Previous research detected floods using fuzzy logic using ultrasonic sensors with embedded systems using NRF24L01 which has an error of 4.64% [11]. However, this study calculated errors based on manual calculations, so only the incoming data were assessed. This study has not included data that failed due to transient faults. The sensor's location and the monitoring point's location are different. So it is also necessary to send data from sensor readings. The UDP protocol was chosen because it has good reliability on embedded systems.
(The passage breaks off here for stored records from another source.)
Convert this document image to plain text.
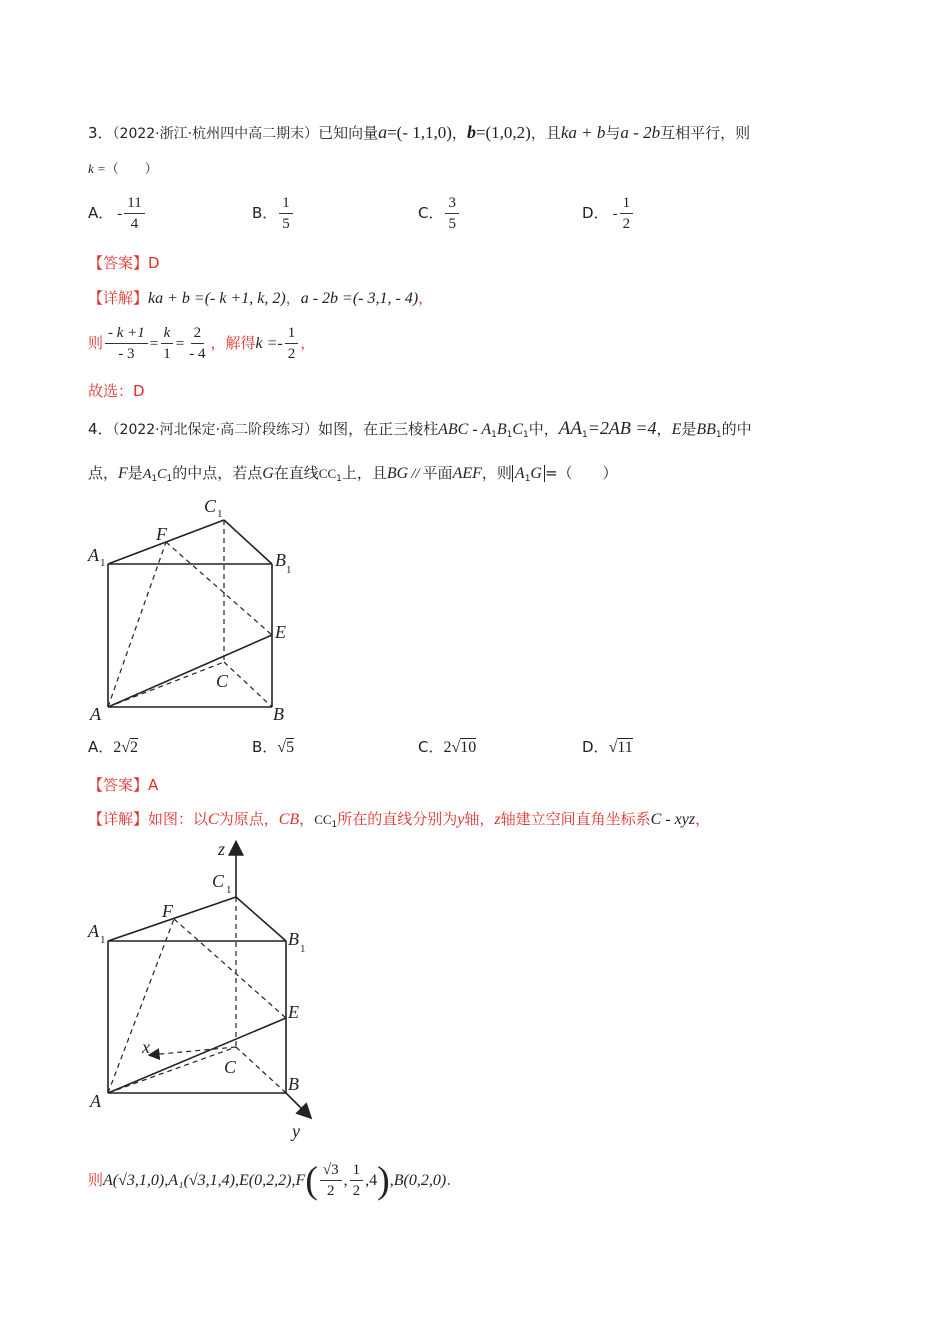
3．（2022·浙江·杭州四中高二期末）已知向量a=(- 1,1,0)，b=(1,0,2)，且ka + b与a - 2b互相平行，则
k =（　　）
A． - $\frac{11}{4}$	B． $\frac{1}{5}$	C． $\frac{3}{5}$	D． - $\frac{1}{2}$
【答案】D
【详解】ka + b =(- k +1, k, 2)，a - 2b =(- 3,1, - 4)，
则 $\frac{- k +1}{- 3} = \frac{k}{1} = \frac{2}{- 4}$ ，解得$k =- \frac{1}{2}$ ，
故选：D
4．（2022·河北保定·高二阶段练习）如图，在正三棱柱ABC - $A_1B_1C_1$中，$AA_1=2AB =4$，E是$BB_1$的中
点，F是$A_1C_1$的中点，若点G在直线$CC_1$上，且BG // 平面AEF，则 $A_1G$ =（　　）
C 1
F
A 1	B 1
E
C
A	B
A．2√2	B．√5	C．2√10	D．√11
【答案】A
【详解】如图：以C为原点，CB，$CC_1$所在的直线分别为y轴，z轴建立空间直角坐标系C - xyz，
z
C 1
F
A 1	B 1
E
x
C
B
A
y
则$A(√3,1,0),A_1(√3,1,4),E(0,2,2),F( \frac{√3}{2}$ , $\frac{1}{2} ,4),B(0,2,0)$.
Based on the possibility of a fault in the system, in this study, time redundancy will be implemented to overcome the problem of transient faults. Adding time redundancy to sensor readings aims to overcome transient faults occurring when the sensor reads a value. So that the results of this study will be able to conclude the impact of system read errors and the success of time redundancy on the transient sensor. UDP is used as well as adding a data transmission protocol because the sensor points and monitoring locations are in different places.

2 Related Works

Another previous research conducted is water channel control using Fuzzy Logic [11] and Simple Additive Weighting (SAW) [10]. The river must have a smooth flow and be free of obstructions. Floods in rivers are caused by clogged drains and fewer catchment areas of high rainfall in a location [19]. However, under certain conditions, if it is in the highlands with high rainfall, it will impact the volume of Water in the lowlands. So often, floods occur in the lowlands [20, 21]. Figure 1 shows prior research that points A are upstream and B is downstream. Then on the prototype, there is a Flow Control System to control water flow to point B. The Flow Control System has sensors for the height and speed of the river water flow. Water moving at point B will flow naturally at first. However, if one downstream at point B experiences heavy rain and puddles, the Flow Control System will close so that Water will flow at another point B. The data is processed at the Control Station to determine the opening and closing of the door on the Flow Control System, which is the input for Fuzzy Logic and SAW.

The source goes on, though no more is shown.